Analysts expect weak H2 results from luxury so forecasts for the Q3 earnings season, which kicked off this week, were low. So far, those expectations are not proving low enough. The industry’s giant, LVMH, which has a market capitalization greater than its six largest competitors combined, was in the spotlight yesterday.

LVMH reported Q3 revenue of €19.1 billion, which fell short of analyst expectations. The company posted a 3% organic decline in sales, whereas analysts had predicted 2% growth. This disappointing performance was primarily driven by a 16% revenue drop in Asia (excluding Japan), particularly in China, where consumer demand softened and which comprises about a third of LVMH’s sales. Growth in Japan was the only bright spot (up 20%) yet Japan contributes to less than 10% of group revenue. Sales growth in the U.S. was flat, but the U.S. continues to become a more important market for LVMH given the protracted slump in Asian sales.

Revenues were negative across all LVMH business groups apart from Perfumes and Cosmetics (3%) and Selective Retailing, principally SEPHORA (2%). One of the most impacted sectors was fashion and leather goods, which fell by 5% when a slight 0.5% growth had been anticipated. This is especially bad news as this segmented comprises almost half of LVMH’s revenues.
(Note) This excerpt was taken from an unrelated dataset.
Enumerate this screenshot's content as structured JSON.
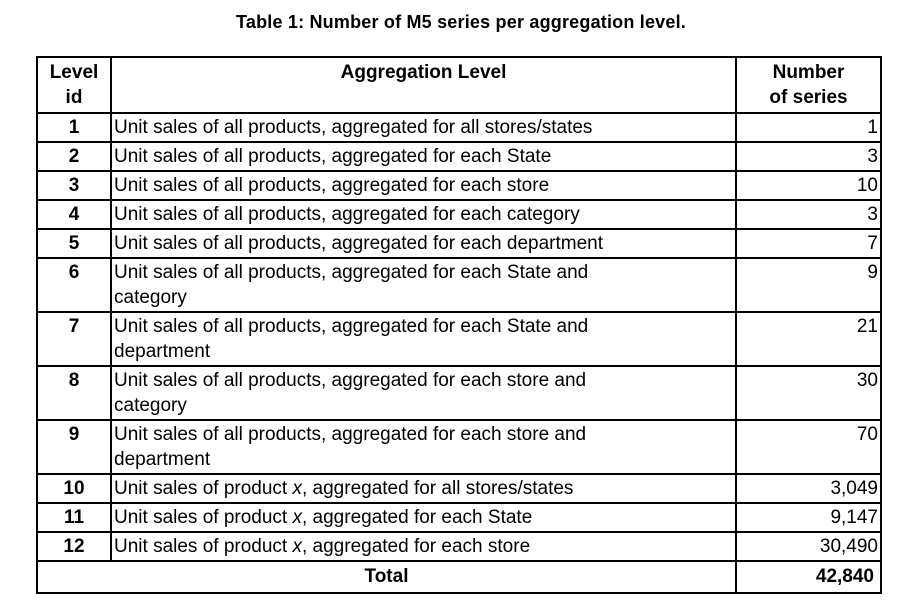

LVMH’s share price closed down almost 7% yesterday, which drove down the FSW Markets All Luxury Index by over 5% on a day when the benchmark S&P 500 was flat. Over the second half of the year, the FSW Index and the S&P 500 have moved in almost complete opposite directions as per the below figure. Our index is now down about 13 percent year YTD while the S&P is up about 23%.

Earnings season continues this Friday with Kering and Brunello Cucinelli due to report on Q3. General expectations are that Gucci will continue to pull down Kering while Cucinelli may continue to show some resilience. Investors did show some appetite for LVMH today as its share price is up over 1%. LVMH’s valuation has turned more attractive over the course of the year with its P/E ratio declines from over 25x in March to around 21x now.